In the beginning, the C, S and M asteroids in close proximity to the Earth were targeted to recover carbon, water and above all metals. Restrictions reduce the choice, because the required perfect place in orbit or the necessary low rotational speed of the asteroid are essential criterions. Nevertheless, in 2086, several hundred tons of copper, nickel and other precious metals will be mined from the surface of several asteroids, cleaned and brought to earth. A decade later, researchers will be exploring dozens of other asteroid species with suitable iron, nickel, cobalt, platinoid and rare earth elements to ensure that the growing demand on Earth is met.

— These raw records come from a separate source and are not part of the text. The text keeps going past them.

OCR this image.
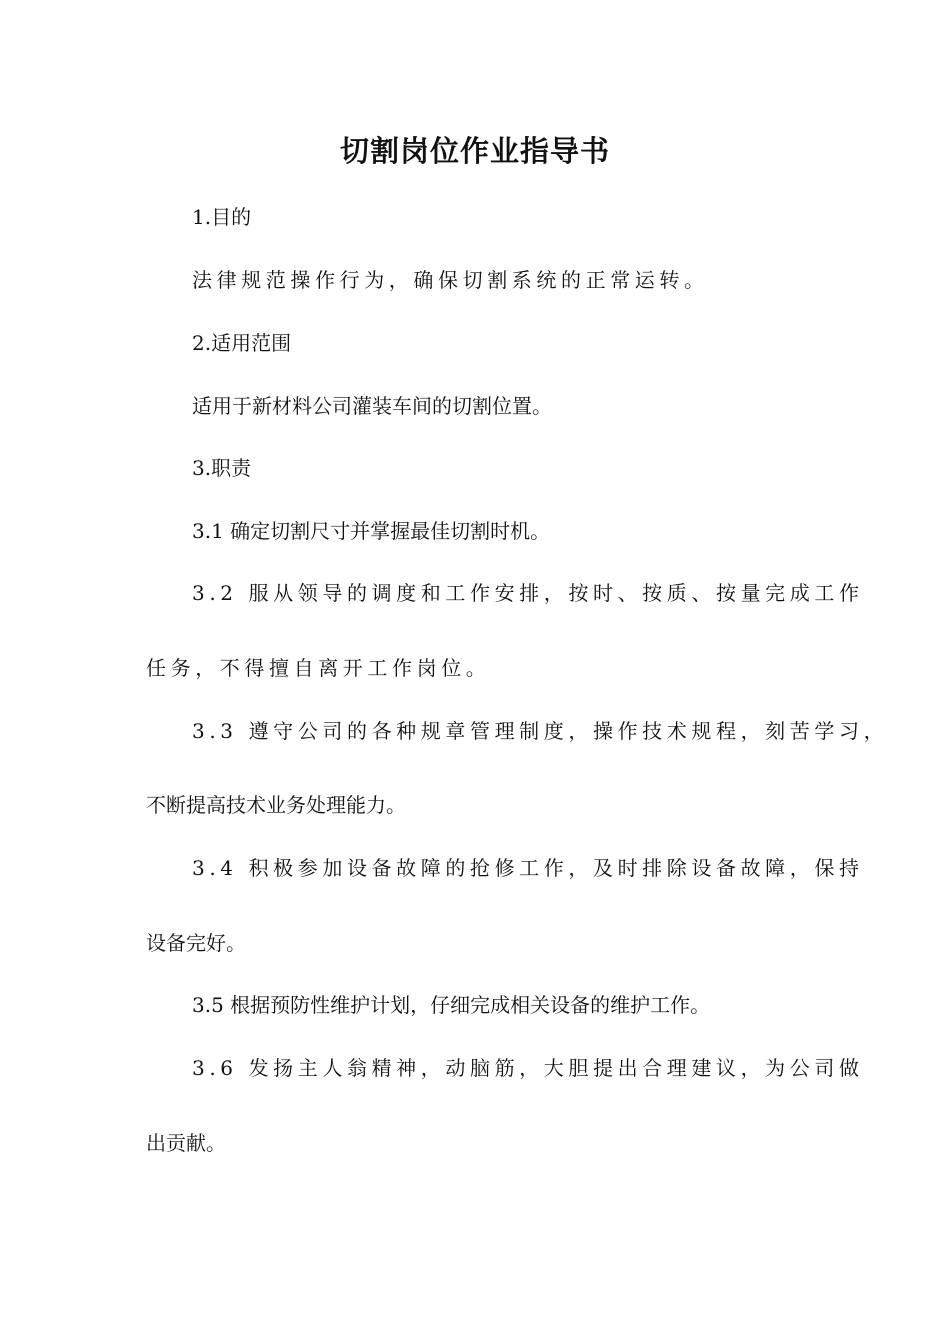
切割岗位作业指导书
1.目的
法律规范操作行为，确保切割系统的正常运转。
2.适用范围
适用于新材料公司灌装车间的切割位置。
3.职责
3.1 确定切割尺寸并掌握最佳切割时机。
3.2 服从领导的调度和工作安排，按时、按质、按量完成工作
任务，不得擅自离开工作岗位。
3.3 遵守公司的各种规章管理制度，操作技术规程，刻苦学习，
不断提高技术业务处理能力。
3.4 积极参加设备故障的抢修工作，及时排除设备故障，保持
设备完好。
3.5 根据预防性维护计划，仔细完成相关设备的维护工作。
3.6 发扬主人翁精神，动脑筋，大胆提出合理建议，为公司做
出贡献。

The mining of raw material and the recovery of new ressources from space is becoming more and more worthwhile – both are becoming rare on earth. The modern shuttles that are used for transportation benefit from proven drive technologies.

 

The successful and profitable mining of asteroids, which was only possible through scientific progress, reduced the mining of raw materials such as metals and rare soils to a minimum. In addition, part of the profits from mining in space were used for renaturation measures in mines and mining areas on Earth to restore the ecology.

In 1903, a good 180 years earlier, the founder of modern cosmonautics, Konstantin Eduardowitsch Ziolkowski, was the first to think about mining raw materials on asteroids. For him, this remained a dream, but mankind made this fiction a reality in 2080.